16,579 posts, read 20,715,742 times
Reputation: 26860
Quote:
Originally Posted by dizzybint View Post
hahaha yes all very grown up , but then I watched the grandkids doing their growing up.. first steps should actually be very important to any parent not one trying to hold on to memories, dont feel sad for me. be sad for the kids who are being brought up by others..and for the parent who will sit down in twenty years and cry..and they will...Going through some posts I am shocked to read some say that their kids getting hit with objects ,whips. switches, spoons paddles, one even said her three year old is too young yet so he gets a smack... so does that mean he has that switch , paddle or belt to look forward to like his older siblings... I know this is off topic but maybe some mothers are better out working if they resort to losing their temper and control in this way..
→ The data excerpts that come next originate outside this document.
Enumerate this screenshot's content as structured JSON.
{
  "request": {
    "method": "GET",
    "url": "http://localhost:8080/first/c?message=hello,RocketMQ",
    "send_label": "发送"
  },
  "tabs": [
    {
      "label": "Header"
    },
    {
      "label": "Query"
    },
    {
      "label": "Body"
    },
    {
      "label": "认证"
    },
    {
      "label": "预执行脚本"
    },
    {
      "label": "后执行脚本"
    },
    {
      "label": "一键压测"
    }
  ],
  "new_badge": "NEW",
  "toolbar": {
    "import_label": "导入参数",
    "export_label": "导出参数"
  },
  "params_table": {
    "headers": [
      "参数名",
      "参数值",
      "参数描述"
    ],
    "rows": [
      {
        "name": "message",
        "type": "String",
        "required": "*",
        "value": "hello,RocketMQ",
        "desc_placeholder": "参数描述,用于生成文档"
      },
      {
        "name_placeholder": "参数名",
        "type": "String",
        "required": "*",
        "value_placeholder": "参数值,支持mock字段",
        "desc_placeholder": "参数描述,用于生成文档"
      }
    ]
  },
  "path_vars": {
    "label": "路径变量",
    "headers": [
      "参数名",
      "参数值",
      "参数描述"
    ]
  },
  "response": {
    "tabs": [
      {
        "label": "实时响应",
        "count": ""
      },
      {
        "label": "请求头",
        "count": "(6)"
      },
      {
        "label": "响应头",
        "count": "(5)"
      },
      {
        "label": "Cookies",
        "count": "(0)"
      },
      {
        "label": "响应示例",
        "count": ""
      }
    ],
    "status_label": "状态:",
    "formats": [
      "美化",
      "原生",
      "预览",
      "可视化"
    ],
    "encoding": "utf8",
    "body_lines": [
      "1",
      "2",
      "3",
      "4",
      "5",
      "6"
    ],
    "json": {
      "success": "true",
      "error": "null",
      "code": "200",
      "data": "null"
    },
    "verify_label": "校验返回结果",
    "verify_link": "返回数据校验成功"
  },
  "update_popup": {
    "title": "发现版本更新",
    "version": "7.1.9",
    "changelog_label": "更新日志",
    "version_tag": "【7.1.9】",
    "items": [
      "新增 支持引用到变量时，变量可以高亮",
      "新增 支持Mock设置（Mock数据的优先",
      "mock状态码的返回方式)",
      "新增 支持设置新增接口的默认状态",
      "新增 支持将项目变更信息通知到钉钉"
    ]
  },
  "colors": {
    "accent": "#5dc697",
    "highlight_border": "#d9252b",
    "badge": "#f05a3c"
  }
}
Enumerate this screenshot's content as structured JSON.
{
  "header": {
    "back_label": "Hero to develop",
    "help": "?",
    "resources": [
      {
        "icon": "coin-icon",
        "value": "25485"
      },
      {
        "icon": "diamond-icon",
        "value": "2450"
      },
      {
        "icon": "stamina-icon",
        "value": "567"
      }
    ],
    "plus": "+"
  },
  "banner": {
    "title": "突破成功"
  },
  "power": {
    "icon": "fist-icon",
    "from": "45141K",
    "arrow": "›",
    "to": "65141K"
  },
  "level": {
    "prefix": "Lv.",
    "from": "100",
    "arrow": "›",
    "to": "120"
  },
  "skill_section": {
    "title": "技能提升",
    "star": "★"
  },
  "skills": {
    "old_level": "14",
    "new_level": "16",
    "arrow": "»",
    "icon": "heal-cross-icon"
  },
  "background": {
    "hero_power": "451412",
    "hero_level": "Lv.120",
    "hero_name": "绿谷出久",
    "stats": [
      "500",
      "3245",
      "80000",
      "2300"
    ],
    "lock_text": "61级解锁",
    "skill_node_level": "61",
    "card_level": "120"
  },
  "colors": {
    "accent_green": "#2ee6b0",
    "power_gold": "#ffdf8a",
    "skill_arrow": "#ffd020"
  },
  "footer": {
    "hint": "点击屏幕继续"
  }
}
Who is crying? I know I'm not and my daughter went into daycare as an infant. I know lots of working mothers whose kids were in daycare and none of them are crying either. Where are all these miserable women? Have you met any?

And what's up with talking about corporal punishment? What does that have to do with whether a child has a SAHP or not? Are you saying that when both parents work outside the home that they are more likely to hit their children?
 
Old 04-07-2017, 08:13 AM
 
1,347 posts, read 946,183 times
Reputation: 3958
Quote:
Originally Posted by Katarina Witt View Post
Oh, let the parents have their memories, too! That's happened with my kids, too, and it's just that different things are important to different people.
Oh, I totally agree. My point was that kids and parents don't have an exact overlapping set of memories, so the notion that the kids are somehow harmed if the parent doesn't remember or can't track their every first [fill in the blank] is unfounded. As you said, everyone treasures something different.